2.15) The calculations are included in the attached handwritten page.
Part II
IIa)
set.seed(14203)
w=rnorm(99)
z=rnorm(99)
x=rep(0,100)
y=rep(0,100)
x[1]=0
y[1]=0
x[2:100]=cumsum(w)
y[2:100]=cumsum(z)
IIi)
There does not appear to be any correlation between x and y in the plot; the variables seem to be independent of each other. This is expected, since x and y were produced from two different independent white noise series. It is interesting to note that when this plot is generated many times, several plots do appear to a have a strong postiive or negative correlation by random chance.
IIii)
We would expect that we would fail to reject the null hypothesis. If x and y are truly independent of each other, then the expected slope of the regression line is zero. We would expect that this roughly holds true for the sample, and that the hypothesis test will not produce a significant result.
IIiii)
##
## Call:
## lm(formula = y ~ x)
##
## Residuals:
## Min 1Q Median 3Q Max
## -5.0803 -2.5631 0.3213 1.6945 7.3958
##
## Coefficients:
## Estimate Std. Error t value Pr(>|t|)
## (Intercept) -3.03191 0.57579 -5.266 8.27e-07 ***
## x -0.04941 0.05810 -0.850 0.397
## ---
## Signif. codes: 0 '***' 0.001 '**' 0.01 '*' 0.05 '.' 0.1 ' ' 1
##
## Residual standard error: 2.785 on 98 degrees of freedom
## Multiple R-squared: 0.007326, Adjusted R-squared: -0.002803
## F-statistic: 0.7232 on 1 and 98 DF, p-value: 0.3972
When fitting the linear model for this data, we get a B1 estimate of -0.04941 with a standard error of 0.0581 which yields a p-value of 0.397 - as expected, we fail to reject the null hypothesis; there is not convincing evidence that B1 is different from zero.

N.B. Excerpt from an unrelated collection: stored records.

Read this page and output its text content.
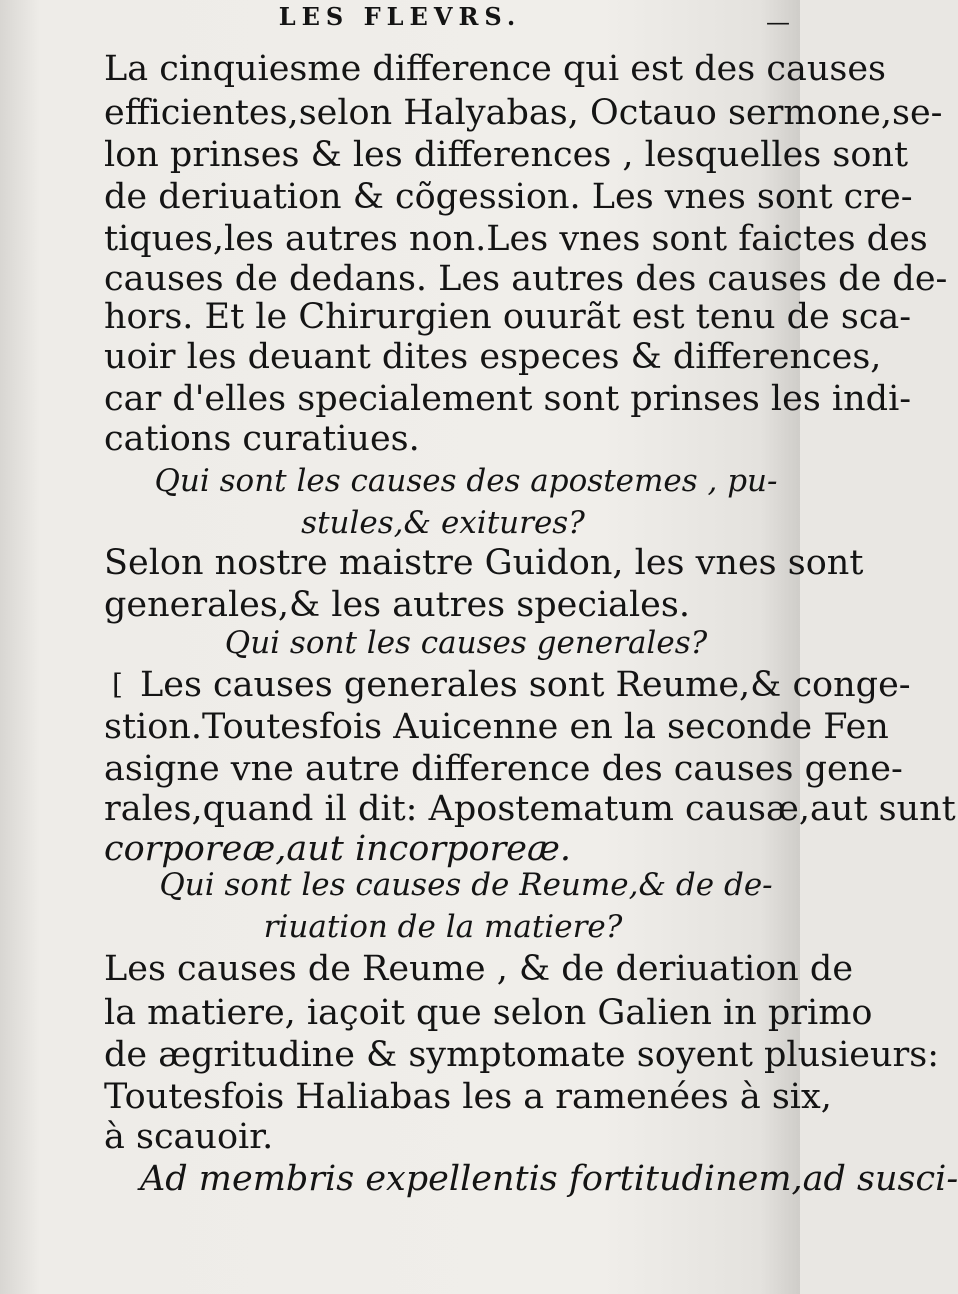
LES FLEVRS.	—
La cinquiesme difference qui est des causes
efficientes,selon Halyabas, Octauo sermone,se-
lon prinses & les differences , lesquelles sont
de deriuation & cõgession. Les vnes sont cre-
tiques,les autres non.Les vnes sont faictes des
causes de dedans. Les autres des causes de de-
hors. Et le Chirurgien ouurãt est tenu de sca-
uoir les deuant dites especes & differences,
car d'elles specialement sont prinses les indi-
cations curatiues.
Qui sont les causes des apostemes , pu-
stules,& exitures?
Selon nostre maistre Guidon, les vnes sont
generales,& les autres speciales.
Qui sont les causes generales?
[ Les causes generales sont Reume,& conge-
stion.Toutesfois Auicenne en la seconde Fen
asigne vne autre difference des causes gene-
rales,quand il dit: Apostematum causæ,aut sunt
corporeæ,aut incorporeæ.
Qui sont les causes de Reume,& de de-
riuation de la matiere?
Les causes de Reume , & de deriuation de
la matiere, iaçoit que selon Galien in primo
de ægritudine & symptomate soyent plusieurs:
Toutesfois Haliabas les a ramenées à six,
à scauoir.
Ad membris expellentis fortitudinem,ad susci-
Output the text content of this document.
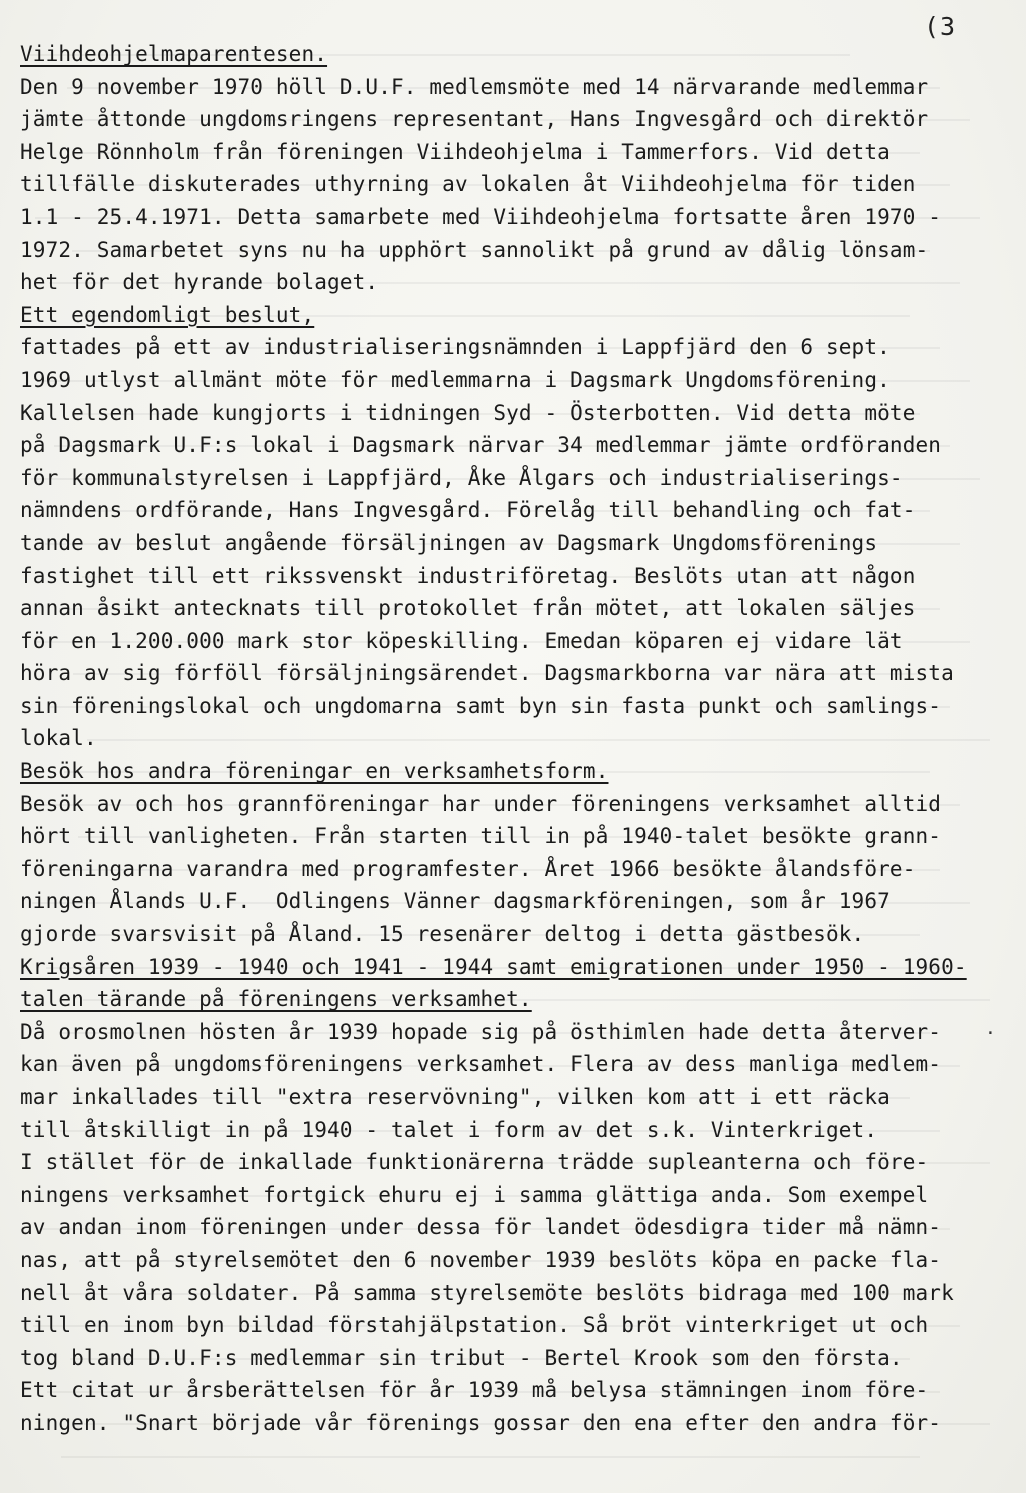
(3
Viihdeohjelmaparentesen.
Den 9 november 1970 höll D.U.F. medlemsmöte med 14 närvarande medlemmar
jämte åttonde ungdomsringens representant, Hans Ingvesgård och direktör
Helge Rönnholm från föreningen Viihdeohjelma i Tammerfors. Vid detta
tillfälle diskuterades uthyrning av lokalen åt Viihdeohjelma för tiden
1.1 - 25.4.1971. Detta samarbete med Viihdeohjelma fortsatte åren 1970 -
1972. Samarbetet syns nu ha upphört sannolikt på grund av dålig lönsam-
het för det hyrande bolaget.
Ett egendomligt beslut,
fattades på ett av industrialiseringsnämnden i Lappfjärd den 6 sept.
1969 utlyst allmänt möte för medlemmarna i Dagsmark Ungdomsförening.
Kallelsen hade kungjorts i tidningen Syd - Österbotten. Vid detta möte
på Dagsmark U.F:s lokal i Dagsmark närvar 34 medlemmar jämte ordföranden
för kommunalstyrelsen i Lappfjärd, Åke Ålgars och industrialiserings-
nämndens ordförande, Hans Ingvesgård. Förelåg till behandling och fat-
tande av beslut angående försäljningen av Dagsmark Ungdomsförenings
fastighet till ett rikssvenskt industriföretag. Beslöts utan att någon
annan åsikt antecknats till protokollet från mötet, att lokalen säljes
för en 1.200.000 mark stor köpeskilling. Emedan köparen ej vidare lät
höra av sig förföll försäljningsärendet. Dagsmarkborna var nära att mista
sin föreningslokal och ungdomarna samt byn sin fasta punkt och samlings-
lokal.
Besök hos andra föreningar en verksamhetsform.
Besök av och hos grannföreningar har under föreningens verksamhet alltid
hört till vanligheten. Från starten till in på 1940-talet besökte grann-
föreningarna varandra med programfester. Året 1966 besökte ålandsföre-
ningen Ålands U.F.  Odlingens Vänner dagsmarkföreningen, som år 1967
gjorde svarsvisit på Åland. 15 resenärer deltog i detta gästbesök.
Krigsåren 1939 - 1940 och 1941 - 1944 samt emigrationen under 1950 - 1960-
talen tärande på föreningens verksamhet.
Då orosmolnen hösten år 1939 hopade sig på östhimlen hade detta återver-
kan även på ungdomsföreningens verksamhet. Flera av dess manliga medlem-
mar inkallades till "extra reservövning", vilken kom att i ett räcka
till åtskilligt in på 1940 - talet i form av det s.k. Vinterkriget.
I stället för de inkallade funktionärerna trädde supleanterna och före-
ningens verksamhet fortgick ehuru ej i samma glättiga anda. Som exempel
av andan inom föreningen under dessa för landet ödesdigra tider må nämn-
nas, att på styrelsemötet den 6 november 1939 beslöts köpa en packe fla-
nell åt våra soldater. På samma styrelsemöte beslöts bidraga med 100 mark
till en inom byn bildad förstahjälpstation. Så bröt vinterkriget ut och
tog bland D.U.F:s medlemmar sin tribut - Bertel Krook som den första.
Ett citat ur årsberättelsen för år 1939 må belysa stämningen inom före-
ningen. "Snart började vår förenings gossar den ena efter den andra för-
·
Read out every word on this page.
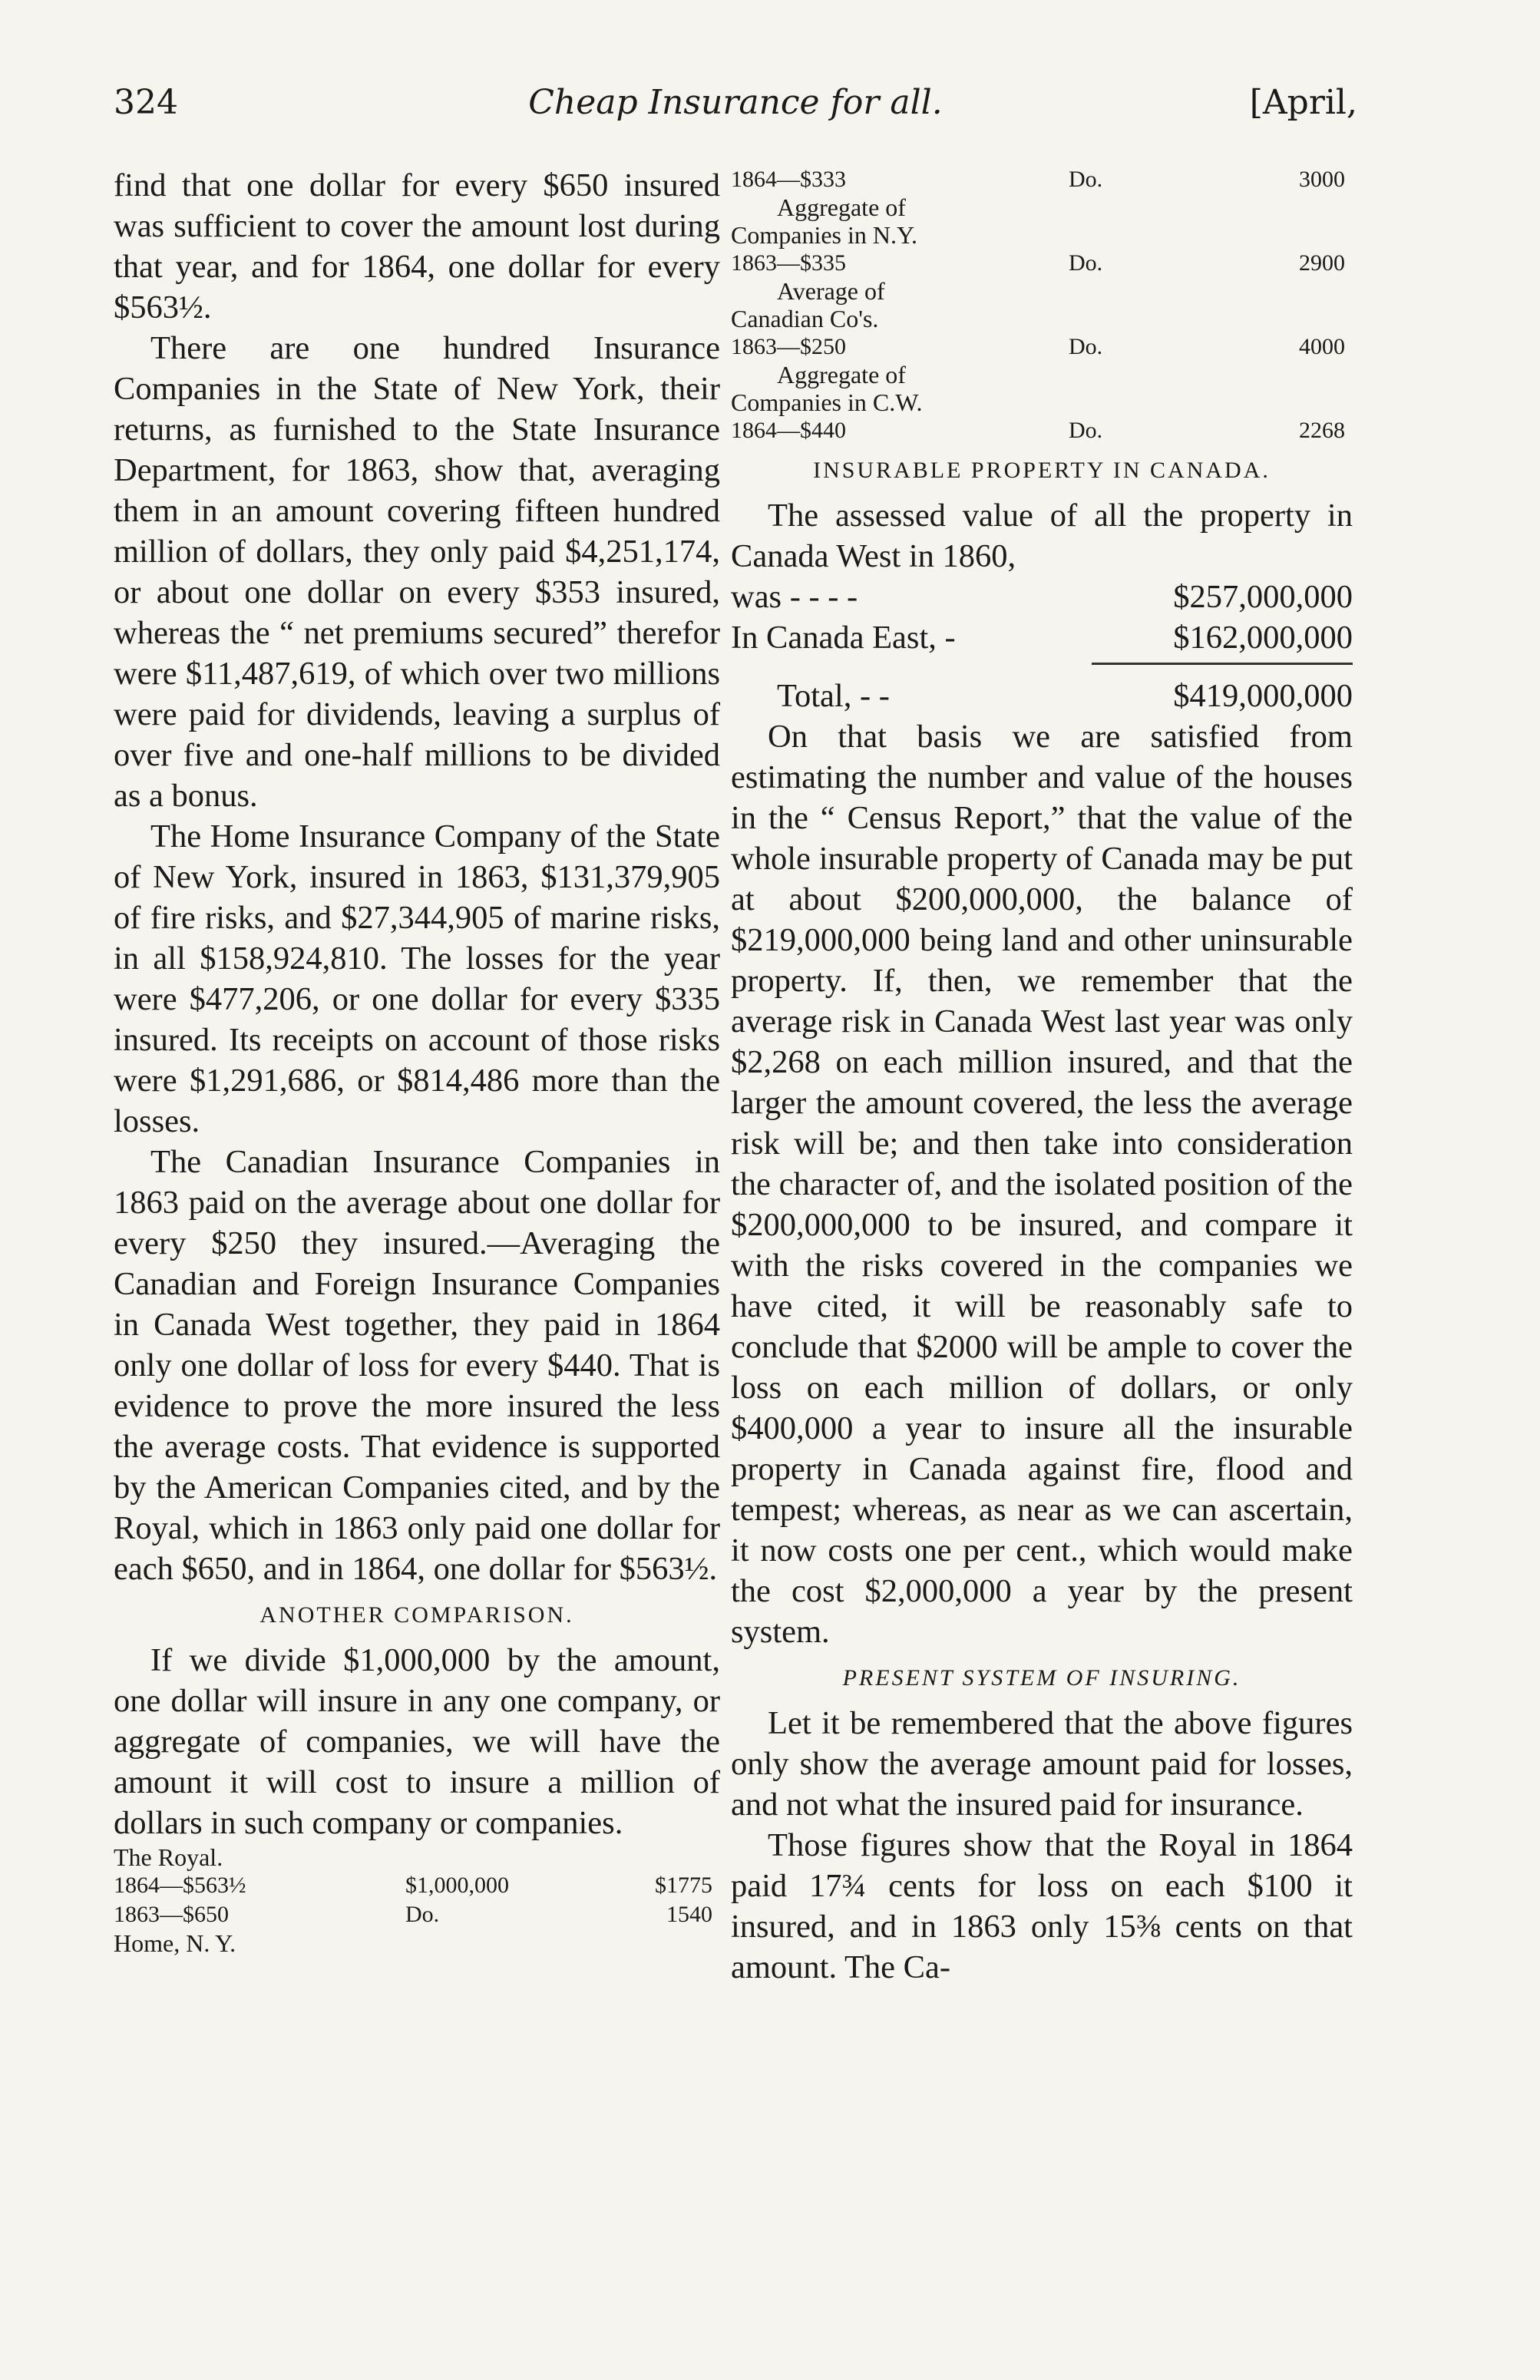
324	Cheap Insurance for all.	[April,

find that one dollar for every $650 insured was sufficient to cover the amount lost during that year, and for 1864, one dollar for every $563½.

There are one hundred Insurance Companies in the State of New York, their returns, as furnished to the State Insurance Department, for 1863, show that, averaging them in an amount covering fifteen hundred million of dollars, they only paid $4,251,174, or about one dollar on every $353 insured, whereas the “ net premiums secured” therefor were $11,487,619, of which over two millions were paid for dividends, leaving a surplus of over five and one-half millions to be divided as a bonus.

The Home Insurance Company of the State of New York, insured in 1863, $131,379,905 of fire risks, and $27,344,905 of marine risks, in all $158,924,810. The losses for the year were $477,206, or one dollar for every $335 insured. Its receipts on account of those risks were $1,291,686, or $814,486 more than the losses.

The Canadian Insurance Companies in 1863 paid on the average about one dollar for every $250 they insured.—Averaging the Canadian and Foreign Insurance Companies in Canada West together, they paid in 1864 only one dollar of loss for every $440. That is evidence to prove the more insured the less the average costs. That evidence is supported by the American Companies cited, and by the Royal, which in 1863 only paid one dollar for each $650, and in 1864, one dollar for $563½.

ANOTHER COMPARISON.

If we divide $1,000,000 by the amount, one dollar will insure in any one company, or aggregate of companies, we will have the amount it will cost to insure a million of dollars in such company or companies.

The Royal.
1864—$563½	$1,000,000	$1775
1863—$650	Do.	1540
Home, N. Y.
1864—$333	Do.	3000
Aggregate of
Companies in N.Y.
1863—$335	Do.	2900
Average of
Canadian Co's.
1863—$250	Do.	4000
Aggregate of
Companies in C.W.
1864—$440	Do.	2268
INSURABLE PROPERTY IN CANADA.

The assessed value of all the property in Canada West in 1860,

was - - - -	$257,000,000
In Canada East, -	$162,000,000
Total, - -	$419,000,000

On that basis we are satisfied from estimating the number and value of the houses in the “ Census Report,” that the value of the whole insurable property of Canada may be put at about $200,000,000, the balance of $219,000,000 being land and other uninsurable property. If, then, we remember that the average risk in Canada West last year was only $2,268 on each million insured, and that the larger the amount covered, the less the average risk will be; and then take into consideration the character of, and the isolated position of the $200,000,000 to be insured, and compare it with the risks covered in the companies we have cited, it will be reasonably safe to conclude that $2000 will be ample to cover the loss on each million of dollars, or only $400,000 a year to insure all the insurable property in Canada against fire, flood and tempest; whereas, as near as we can ascertain, it now costs one per cent., which would make the cost $2,000,000 a year by the present system.

PRESENT SYSTEM OF INSURING.

Let it be remembered that the above figures only show the average amount paid for losses, and not what the insured paid for insurance.

Those figures show that the Royal in 1864 paid 17¾ cents for loss on each $100 it insured, and in 1863 only 15⅜ cents on that amount. The Ca-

IIb) Percentage of 1000 trials that reject the null hypothesis:
## [1] 0.754
This does not support the expectation stated in part (ii). Based on what was stated above, we would expect that the null hypothesis would be rejected about 5% of the time by chance, but running 1000 simulations produces a rejection rate of roughly 75%.
Checking the conditions of the linear regression model, we see that the condition of independence is violated because the value of the every x term is dependent on the value of the previous x term; the expected autocovariance function is nonzero for almost all terms in the series.
Looking at the regression plots, we can also see that the condition of Normality may not be met - the QQ plot for the residuals varies from the expected quantiles, especially for the values further from the mean. There is also some evidence of a nonconstant variance, as the residuals decrease for the smaller half of the x values then increase for the larger half of the x values.